Here, for your edification and/or irritation, are my reviews of the 1997 films I've seen to date. These began in mid-1995 as ludicrously brief analysis-free opinions, but have steadily lengthened over the course of the past couple of years; this year, I switched from an individual review format to a weekly column, which allows me to vary the time and energy I invest on each picture. The analysis quotient has risen concurrently, to the point where these reviews now might conceivably be of interest to people who don't happen to be close personal friends of mine. My tone, however, remains fairly informal (even if I am fond of $0.50 words like "abstruse" and "invective").

In addition to my brief comments, I have given each film a rating, using the four-star rating system popularized by Leonard Maltin's Movie and Video Guide. These ratings are not intended to indicate how "good" or "bad" a particular film is; rather, they indicate how much I personally liked or disliked it. As a general rule, I only see films that are well-received by professional critics, so almost every film reviewed here is admired by a lot of other people, regardless of what I thought. Just because I don't like a film doesn't mean that I don't recommend it.

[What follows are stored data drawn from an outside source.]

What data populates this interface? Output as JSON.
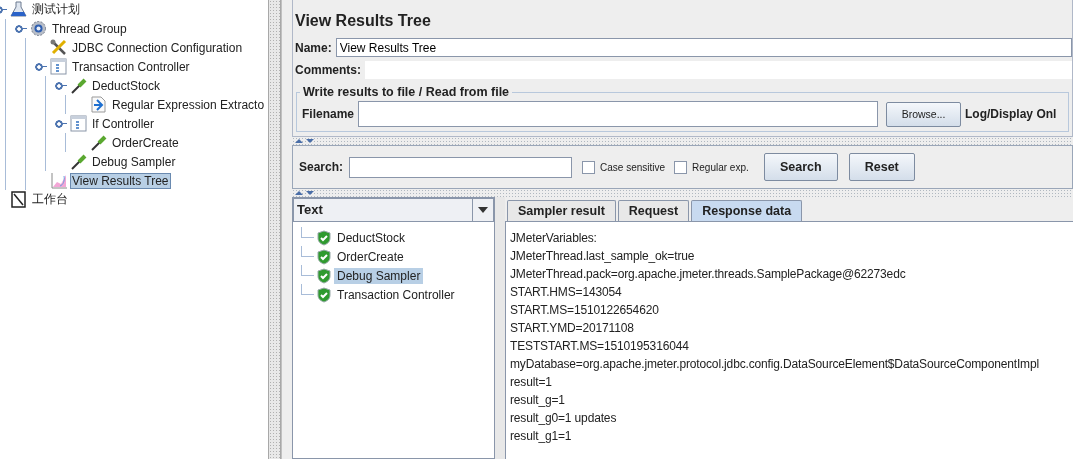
{
  "test_plan_tree": [
    {
      "label": "测试计划",
      "kind": "flask",
      "expanded": true,
      "selected": false,
      "children": [
        {
          "label": "Thread Group",
          "kind": "gear",
          "expanded": true,
          "selected": false,
          "children": [
            {
              "label": "JDBC Connection Configuration",
              "kind": "tools",
              "expanded": false,
              "selected": false
            },
            {
              "label": "Transaction Controller",
              "kind": "controller",
              "expanded": true,
              "selected": false,
              "children": [
                {
                  "label": "DeductStock",
                  "kind": "sampler",
                  "expanded": true,
                  "selected": false,
                  "children": [
                    {
                      "label": "Regular Expression Extracto",
                      "kind": "extractor",
                      "expanded": false,
                      "selected": false
                    }
                  ]
                },
                {
                  "label": "If Controller",
                  "kind": "controller",
                  "expanded": true,
                  "selected": false,
                  "children": [
                    {
                      "label": "OrderCreate",
                      "kind": "sampler",
                      "expanded": false,
                      "selected": false
                    }
                  ]
                },
                {
                  "label": "Debug Sampler",
                  "kind": "sampler",
                  "expanded": false,
                  "selected": false
                }
              ]
            },
            {
              "label": "View Results Tree",
              "kind": "graph",
              "expanded": false,
              "selected": true
            }
          ]
        }
      ]
    },
    {
      "label": "工作台",
      "kind": "notebook",
      "expanded": false,
      "selected": false
    }
  ],
  "editor": {
    "title": "View Results Tree",
    "name_label": "Name:",
    "name_value": "View Results Tree",
    "comments_label": "Comments:",
    "file_group": {
      "legend": "Write results to file / Read from file",
      "filename_label": "Filename",
      "browse_button": "Browse...",
      "log_display_label": "Log/Display Onl"
    }
  },
  "search_bar": {
    "label": "Search:",
    "options": [
      {
        "label": "Case sensitive",
        "checked": false
      },
      {
        "label": "Regular exp.",
        "checked": false
      }
    ],
    "buttons": [
      "Search",
      "Reset"
    ]
  },
  "results": {
    "renderer": "Text",
    "items": [
      {
        "label": "DeductStock",
        "passed": true,
        "selected": false
      },
      {
        "label": "OrderCreate",
        "passed": true,
        "selected": false
      },
      {
        "label": "Debug Sampler",
        "passed": true,
        "selected": true
      },
      {
        "label": "Transaction Controller",
        "passed": true,
        "selected": false
      }
    ]
  },
  "tabs": [
    {
      "label": "Sampler result",
      "selected": false
    },
    {
      "label": "Request",
      "selected": false
    },
    {
      "label": "Response data",
      "selected": true
    }
  ],
  "response_lines": [
    "JMeterVariables:",
    "JMeterThread.last_sample_ok=true",
    "JMeterThread.pack=org.apache.jmeter.threads.SamplePackage@62273edc",
    "START.HMS=143054",
    "START.MS=1510122654620",
    "START.YMD=20171108",
    "TESTSTART.MS=1510195316044",
    "myDatabase=org.apache.jmeter.protocol.jdbc.config.DataSourceElement$DataSourceComponentImpl",
    "result=1",
    "result_g=1",
    "result_g0=1 updates",
    "result_g1=1"
  ]
}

The key to my ratings is as follows:

****    I loved it.  I want to own it on laserdisc and watch it repeatedly.
***1/2  I liked it very much, and would happily see it again.
***     I liked it, either mildly or with some major reservations.
**1/2   I wanted to like it, and liked some aspects of it, but it didn't
        really work for me overall.
**      I didn't really like it, but it wasn't painful to sit through.
*1/2    It was painful to sit through.
*       I seriously considered walking out before it ended.
zero    I walked out before it ended.

Four-star ratings are pretty rare; in 1996, I allotted four stars to only three films, out of 128 seen. (For the record, those films were Paradise Lost: The Child Murders at Robin Hood Hills, Citizen Ruth, and Dadetown; I would probably retroactively upgrade the ratings for Lone Star and Chungking Express from 3.5 to 4.0, after seeing them again.) The vast majority of my ratings are in the two-to-three-star range, with 2.5 being the most common. Because I tend to skip films that are lambasted by professional critics, ratings below two stars are also rare; a 1.5 will often mean not that a film is bad, but merely that its narrative is sketchy or nonexistent, as my disdain for non-narrative film remains my major aesthetic blind spot. The "zero" rating has only been given once in my entire moviegoing life, to a 1988 adaptation of Isaac Asimov's short story "Nightfall," called, appropriately, Nightfall. I left after five minutes and snuck into another theater to see Midnight Run for the third time. Yes, it was that bad.

My column appears every Monday evening, Eastern time, unless it appears a day or two later, or not at all.